# RMIT vs Deakin University



## Champ_2 (Jan 6, 2016)

Hi,

Can any tell me whether MIS course of RMIT is better to join or Deakin.
Which one's is better or more reputed??


Thanks


----------



## mukeshsharma (Mar 16, 2013)

RMIT , its awesome uni mate , cool place n jobs too


----------



## Danav_Singh (Sep 1, 2014)

mukeshsharma said:


> RMIT , its awesome uni mate , cool place n jobs too


The standard of RMIT has dropped a bit in last couple of years because of cut in govt spending but it is still the leading uni for IT courses. Way ahead of deakin. Not sure about jobs though. Except for few courses in Melbourne uni...universities doesnt matter for jobs...its only your skills which can get you a job.


----------



## Champ_2 (Jan 6, 2016)

Thanks Mukesh and Danav... Got my answer then.... 

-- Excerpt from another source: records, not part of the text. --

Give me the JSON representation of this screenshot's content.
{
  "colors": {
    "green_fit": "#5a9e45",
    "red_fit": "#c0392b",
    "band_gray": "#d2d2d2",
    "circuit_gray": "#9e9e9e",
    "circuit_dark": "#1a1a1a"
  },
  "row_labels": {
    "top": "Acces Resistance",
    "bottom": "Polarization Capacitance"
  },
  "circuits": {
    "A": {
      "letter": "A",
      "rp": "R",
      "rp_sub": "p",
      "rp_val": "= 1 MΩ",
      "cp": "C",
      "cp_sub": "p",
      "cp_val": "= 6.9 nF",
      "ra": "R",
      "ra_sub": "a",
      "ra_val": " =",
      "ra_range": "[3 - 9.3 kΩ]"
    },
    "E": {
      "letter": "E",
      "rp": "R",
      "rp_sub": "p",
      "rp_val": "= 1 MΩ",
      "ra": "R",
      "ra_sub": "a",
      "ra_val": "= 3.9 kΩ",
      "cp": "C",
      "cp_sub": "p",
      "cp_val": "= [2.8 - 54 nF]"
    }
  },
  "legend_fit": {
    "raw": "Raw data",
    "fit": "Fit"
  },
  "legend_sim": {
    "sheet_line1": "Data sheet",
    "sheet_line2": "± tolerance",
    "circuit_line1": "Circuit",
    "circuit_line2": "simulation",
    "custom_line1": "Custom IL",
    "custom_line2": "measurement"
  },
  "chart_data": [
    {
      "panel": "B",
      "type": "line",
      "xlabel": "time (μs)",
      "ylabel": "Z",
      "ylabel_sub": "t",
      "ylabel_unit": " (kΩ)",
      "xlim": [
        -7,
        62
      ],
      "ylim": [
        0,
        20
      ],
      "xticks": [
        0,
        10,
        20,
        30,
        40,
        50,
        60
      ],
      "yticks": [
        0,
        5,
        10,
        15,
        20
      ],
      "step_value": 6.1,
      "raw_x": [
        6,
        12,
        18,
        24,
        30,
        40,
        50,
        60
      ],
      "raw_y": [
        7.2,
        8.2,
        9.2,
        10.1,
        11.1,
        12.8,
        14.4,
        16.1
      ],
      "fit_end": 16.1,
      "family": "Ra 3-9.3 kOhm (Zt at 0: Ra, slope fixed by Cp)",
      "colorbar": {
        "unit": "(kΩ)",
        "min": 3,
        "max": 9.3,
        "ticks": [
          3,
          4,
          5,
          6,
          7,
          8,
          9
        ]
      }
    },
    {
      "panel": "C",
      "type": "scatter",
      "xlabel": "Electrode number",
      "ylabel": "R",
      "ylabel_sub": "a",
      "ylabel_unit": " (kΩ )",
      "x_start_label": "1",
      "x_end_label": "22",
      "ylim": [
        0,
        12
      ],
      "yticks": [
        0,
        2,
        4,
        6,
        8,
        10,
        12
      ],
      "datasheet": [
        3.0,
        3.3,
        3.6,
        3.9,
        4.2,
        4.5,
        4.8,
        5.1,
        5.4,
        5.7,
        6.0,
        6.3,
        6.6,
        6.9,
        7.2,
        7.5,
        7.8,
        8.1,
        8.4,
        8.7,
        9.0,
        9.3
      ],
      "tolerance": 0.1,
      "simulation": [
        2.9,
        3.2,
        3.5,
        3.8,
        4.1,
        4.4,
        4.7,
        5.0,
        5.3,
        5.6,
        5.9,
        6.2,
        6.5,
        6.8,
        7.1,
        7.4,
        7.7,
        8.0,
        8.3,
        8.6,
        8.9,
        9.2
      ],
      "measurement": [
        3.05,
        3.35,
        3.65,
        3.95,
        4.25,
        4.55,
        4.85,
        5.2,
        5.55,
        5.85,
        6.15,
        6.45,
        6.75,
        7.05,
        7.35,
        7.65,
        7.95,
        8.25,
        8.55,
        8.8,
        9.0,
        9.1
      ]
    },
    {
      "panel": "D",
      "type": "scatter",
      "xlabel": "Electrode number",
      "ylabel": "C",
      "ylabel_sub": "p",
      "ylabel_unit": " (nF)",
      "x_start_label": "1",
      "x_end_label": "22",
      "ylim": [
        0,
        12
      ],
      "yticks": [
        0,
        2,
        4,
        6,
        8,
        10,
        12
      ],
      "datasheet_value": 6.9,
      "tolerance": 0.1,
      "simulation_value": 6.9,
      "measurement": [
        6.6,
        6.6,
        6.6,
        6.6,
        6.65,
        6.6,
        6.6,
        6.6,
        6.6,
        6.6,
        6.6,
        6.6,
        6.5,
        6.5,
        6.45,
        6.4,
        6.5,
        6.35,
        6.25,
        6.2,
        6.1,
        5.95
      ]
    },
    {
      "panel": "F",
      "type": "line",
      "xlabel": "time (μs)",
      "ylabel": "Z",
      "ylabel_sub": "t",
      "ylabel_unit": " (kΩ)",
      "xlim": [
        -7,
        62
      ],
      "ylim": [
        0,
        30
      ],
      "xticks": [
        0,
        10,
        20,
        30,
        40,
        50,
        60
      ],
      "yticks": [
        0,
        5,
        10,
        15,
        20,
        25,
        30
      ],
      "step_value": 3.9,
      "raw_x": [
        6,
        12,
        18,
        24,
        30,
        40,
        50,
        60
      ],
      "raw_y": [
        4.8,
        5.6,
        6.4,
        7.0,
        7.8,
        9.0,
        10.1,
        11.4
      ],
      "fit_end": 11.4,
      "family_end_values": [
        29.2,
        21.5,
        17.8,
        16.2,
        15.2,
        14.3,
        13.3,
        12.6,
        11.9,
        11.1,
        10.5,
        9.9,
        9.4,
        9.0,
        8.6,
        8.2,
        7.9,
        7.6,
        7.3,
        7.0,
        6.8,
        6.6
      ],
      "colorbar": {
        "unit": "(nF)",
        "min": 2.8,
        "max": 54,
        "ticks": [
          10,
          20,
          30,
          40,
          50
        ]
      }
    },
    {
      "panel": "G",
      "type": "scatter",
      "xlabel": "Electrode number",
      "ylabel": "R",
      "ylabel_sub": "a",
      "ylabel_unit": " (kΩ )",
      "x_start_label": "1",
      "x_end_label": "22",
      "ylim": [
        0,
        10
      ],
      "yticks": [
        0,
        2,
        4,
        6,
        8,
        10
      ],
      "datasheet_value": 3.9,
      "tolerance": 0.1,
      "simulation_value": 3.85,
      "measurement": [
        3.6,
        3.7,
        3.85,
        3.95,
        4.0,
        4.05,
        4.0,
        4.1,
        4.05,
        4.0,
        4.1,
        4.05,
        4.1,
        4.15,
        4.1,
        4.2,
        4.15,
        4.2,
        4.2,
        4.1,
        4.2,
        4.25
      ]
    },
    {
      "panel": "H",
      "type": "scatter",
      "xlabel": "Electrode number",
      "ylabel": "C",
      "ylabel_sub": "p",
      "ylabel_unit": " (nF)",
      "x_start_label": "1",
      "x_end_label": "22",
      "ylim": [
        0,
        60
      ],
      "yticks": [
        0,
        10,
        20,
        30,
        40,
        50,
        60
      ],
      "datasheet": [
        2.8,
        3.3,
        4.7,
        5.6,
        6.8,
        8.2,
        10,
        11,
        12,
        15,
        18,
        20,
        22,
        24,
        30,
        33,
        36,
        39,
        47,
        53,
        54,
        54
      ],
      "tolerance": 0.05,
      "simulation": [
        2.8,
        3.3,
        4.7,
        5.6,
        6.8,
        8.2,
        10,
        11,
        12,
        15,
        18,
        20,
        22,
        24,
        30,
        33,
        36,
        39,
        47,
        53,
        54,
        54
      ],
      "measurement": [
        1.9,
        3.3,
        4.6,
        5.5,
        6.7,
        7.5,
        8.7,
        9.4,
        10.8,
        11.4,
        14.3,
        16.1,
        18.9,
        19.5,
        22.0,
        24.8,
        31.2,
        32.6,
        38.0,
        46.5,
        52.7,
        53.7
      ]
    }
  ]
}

Can you help me on this one as well....
Yesterday I applied to 2 universities from Group of 8 and will be applying to other 2 tomorrow...
However, I am not sure whether my application will be accepted or rejected...
Can you also tell.. how much time does Australian universities take to accept or reject the application??

Thanks...


----------



## mukeshsharma (Mar 16, 2013)

they will have no reason to reject you , you are full fee paying student , If i may suggest consider la Trobe university also , they have very frequent bollywood shootings and its economical and good for jobs too . Think about it , They have yash raja theater inaide campus


----------